22 May 2007 - 09:42
  • News ID: 105234

WASHINGTON, DC -- Groups which represent Rocky Mountain oil and gas producers strongly oppose what apparently will be the major 2007 energy bill in the US House.

Their reactions came 2 days before the House Natural Resources Committee holds a May 23 hearing on HR 2337, called the Energy Policy Reform and Revitalization Act, which was introduced last week (OGJ Online, May 18, 2007).

 

"My immediate reaction is that HR 2337 will be detrimental to energy security and harmful to consumers. It"s going to decrease supply, increase reliance on foreign energy, and cause prices to increase," said Marc W. Smith, executive director of the Independent Petroleum Association of Mountain States in Denver.

 

"This legislation singles out a key domestic supply region, the Intermountain West, and almost guarantees that less energy will be produced in 2008 and beyond," he told OGJ in a telephone interview.

 

"I knew that it would be distasteful to the oil and gas industry. I was surprised at how extensive it was," said Claire M. Moseley, executive director of the Public Lands Advocacy in Denver.

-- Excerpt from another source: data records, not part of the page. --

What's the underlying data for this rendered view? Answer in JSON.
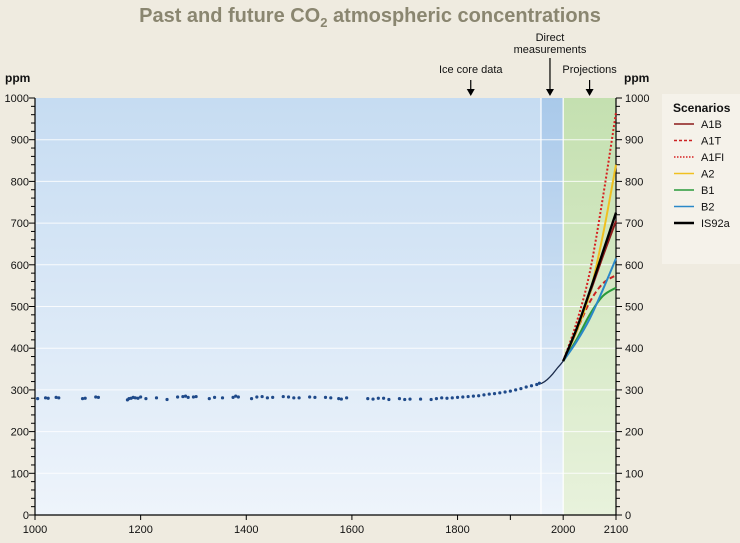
{
  "chart_data": {
    "type": "line",
    "title": "Past and future CO",
    "title_sub": "2",
    "title_rest": " atmospheric concentrations",
    "ylabel_left": "ppm",
    "ylabel_right": "ppm",
    "xlim": [
      1000,
      2100
    ],
    "ylim": [
      0,
      1000
    ],
    "x_ticks": [
      1000,
      1200,
      1400,
      1600,
      1800,
      2000,
      2100
    ],
    "x_minor_ticks": [
      1900
    ],
    "y_ticks": [
      0,
      100,
      200,
      300,
      400,
      500,
      600,
      700,
      800,
      900,
      1000
    ],
    "y_minor_step": 20,
    "grid": true,
    "regions": [
      {
        "name": "Ice core data",
        "from": 1000,
        "to": 1958,
        "color": "#c6dcf2"
      },
      {
        "name": "Direct measurements",
        "from": 1958,
        "to": 2000,
        "color": "#a9c9ea"
      },
      {
        "name": "Projections",
        "from": 2000,
        "to": 2100,
        "color": "#c4e0b0"
      }
    ],
    "annotations": [
      {
        "text": "Ice core data",
        "x": 1825
      },
      {
        "text": "Direct",
        "text2": "measurements",
        "x": 1975
      },
      {
        "text": "Projections",
        "x": 2050
      }
    ],
    "ice_core": {
      "x": [
        1005,
        1020,
        1025,
        1040,
        1045,
        1090,
        1095,
        1115,
        1120,
        1175,
        1178,
        1182,
        1186,
        1190,
        1195,
        1200,
        1210,
        1230,
        1250,
        1270,
        1280,
        1285,
        1290,
        1300,
        1305,
        1330,
        1340,
        1355,
        1375,
        1380,
        1385,
        1410,
        1420,
        1430,
        1440,
        1450,
        1470,
        1480,
        1490,
        1500,
        1520,
        1530,
        1550,
        1560,
        1575,
        1580,
        1590,
        1630,
        1640,
        1650,
        1660,
        1670,
        1690,
        1700,
        1710,
        1730,
        1750,
        1760,
        1770,
        1780,
        1790,
        1800,
        1810,
        1820,
        1830,
        1840,
        1850,
        1860,
        1870,
        1880,
        1890,
        1900,
        1910,
        1920,
        1930,
        1940,
        1950,
        1955
      ],
      "y": [
        279,
        281,
        280,
        282,
        281,
        279,
        280,
        283,
        282,
        276,
        279,
        280,
        282,
        281,
        280,
        283,
        279,
        281,
        277,
        283,
        284,
        285,
        282,
        283,
        284,
        279,
        282,
        281,
        282,
        285,
        283,
        279,
        283,
        284,
        281,
        282,
        284,
        283,
        281,
        281,
        283,
        282,
        282,
        281,
        279,
        278,
        281,
        279,
        278,
        280,
        280,
        277,
        279,
        277,
        278,
        278,
        277,
        279,
        281,
        280,
        281,
        282,
        283,
        284,
        285,
        286,
        288,
        290,
        291,
        293,
        295,
        297,
        300,
        303,
        307,
        310,
        313,
        316
      ]
    },
    "direct": {
      "x": [
        1958,
        1965,
        1970,
        1975,
        1980,
        1985,
        1990,
        1995,
        2000
      ],
      "y": [
        315,
        320,
        325,
        331,
        338,
        346,
        354,
        361,
        369
      ]
    },
    "series": [
      {
        "name": "A1B",
        "color": "#8b1a1a",
        "dash": "solid",
        "x": [
          2000,
          2025,
          2050,
          2075,
          2100
        ],
        "y": [
          369,
          440,
          530,
          620,
          705
        ]
      },
      {
        "name": "A1T",
        "color": "#cc2222",
        "dash": "dashed",
        "x": [
          2000,
          2025,
          2050,
          2075,
          2100
        ],
        "y": [
          369,
          440,
          510,
          555,
          575
        ]
      },
      {
        "name": "A1FI",
        "color": "#d62020",
        "dash": "dotted",
        "x": [
          2000,
          2025,
          2050,
          2075,
          2100
        ],
        "y": [
          369,
          460,
          580,
          760,
          965
        ]
      },
      {
        "name": "A2",
        "color": "#f0c020",
        "dash": "solid",
        "x": [
          2000,
          2025,
          2050,
          2075,
          2100
        ],
        "y": [
          369,
          440,
          530,
          670,
          840
        ]
      },
      {
        "name": "B1",
        "color": "#2a9a3a",
        "dash": "solid",
        "x": [
          2000,
          2025,
          2050,
          2075,
          2100
        ],
        "y": [
          369,
          420,
          480,
          525,
          545
        ]
      },
      {
        "name": "B2",
        "color": "#2a88c8",
        "dash": "solid",
        "x": [
          2000,
          2025,
          2050,
          2075,
          2100
        ],
        "y": [
          369,
          415,
          470,
          540,
          615
        ]
      },
      {
        "name": "IS92a",
        "color": "#000000",
        "dash": "solid",
        "x": [
          2000,
          2025,
          2050,
          2075,
          2100
        ],
        "y": [
          369,
          445,
          535,
          630,
          725
        ]
      }
    ],
    "legend": {
      "title": "Scenarios",
      "placement": "right"
    }
  },
  "legend_entries": [
    "A1B",
    "A1T",
    "A1FI",
    "A2",
    "B1",
    "B2",
    "IS92a"
  ]
}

She expressed surprise that House Natural Resources Committee Chairman Nick J. Rahall (D-WVa.), who voted for the 2005 Energy Policy Act (EPACT), now apparently favors repealing nearly every provision in that law which benefits domestic oil and gas producers.

 

"This bill obviously would have a tremendous impact on the search for energy resources on federal lands. It would shift the financial burden from government to industry, yet we pay billions of dollars to the government already to search for oil and gas," said Moseley. She noted that in fiscal 2006, domestic producers paid the federal government $3.6 billion, more than 40 times the $89 million it cost the government to administer its onshore oil and gas program.

 

Moseley and Smith separately cited portions of HR 2337 that would substitute arbitrary approaches for federal land managers" decisions, which now are reached on a case-by-case basis.

 

Drilling permits

Section 102 of HR 2337 would repeal Title III of EPACT, which established a 30-day timeframe for the US Bureau of Land Management to issue a decision on applications for onshore drilling permits. Moseley noted that in the year following EPACT"s passage, the number of permit applications processed was 35% higher compared to the prior 2 years. Equally important was that permit rejections rose 55% during that same period, a sign that BLM was not "rubber-stamping" drilling permit applications, she said.

 

Smith said repealing this EPACT provision would make it hard for Rocky Mountain producers to plan ahead. "We"re competing with other regions of the country for equipment and services. It will create greater uncertainty as to whether companies will have locations to drill," he explained.

 

"We never asked for a guaranteed "yes." We do need a timely decision. This provision was on a track to provide that. When all other areas of government have seen process improvement the past few years, to not expect the same from our federal land managers is ridiculous," Smith said.

 

Smith and Moseley also questioned Section 103 of HR 2337, which would repeal that portion of EPACT directing that energy corridors be designated within 2 years. "I would guess this is troubling for every part of the energy industry in the sense that if you look at a US map at night and see where all the lights are, and then look at a map of where all the energy resources are, it becomes obvious that energy has to be moved from where it is to where it is needed," Smith said.

 

"You need corridors—whether you"re transmitting energy from wind, geothermal, or natural gas," he said. "Stripping this provision sends us back into the dark ages of not planning ahead, not planning for our future. When I think there are some Third World countries in Africa with 50-year plans for energy, for the US to at least not try to develop an energy corridor plan to meet the next 10 years means we"re engineering a crisis."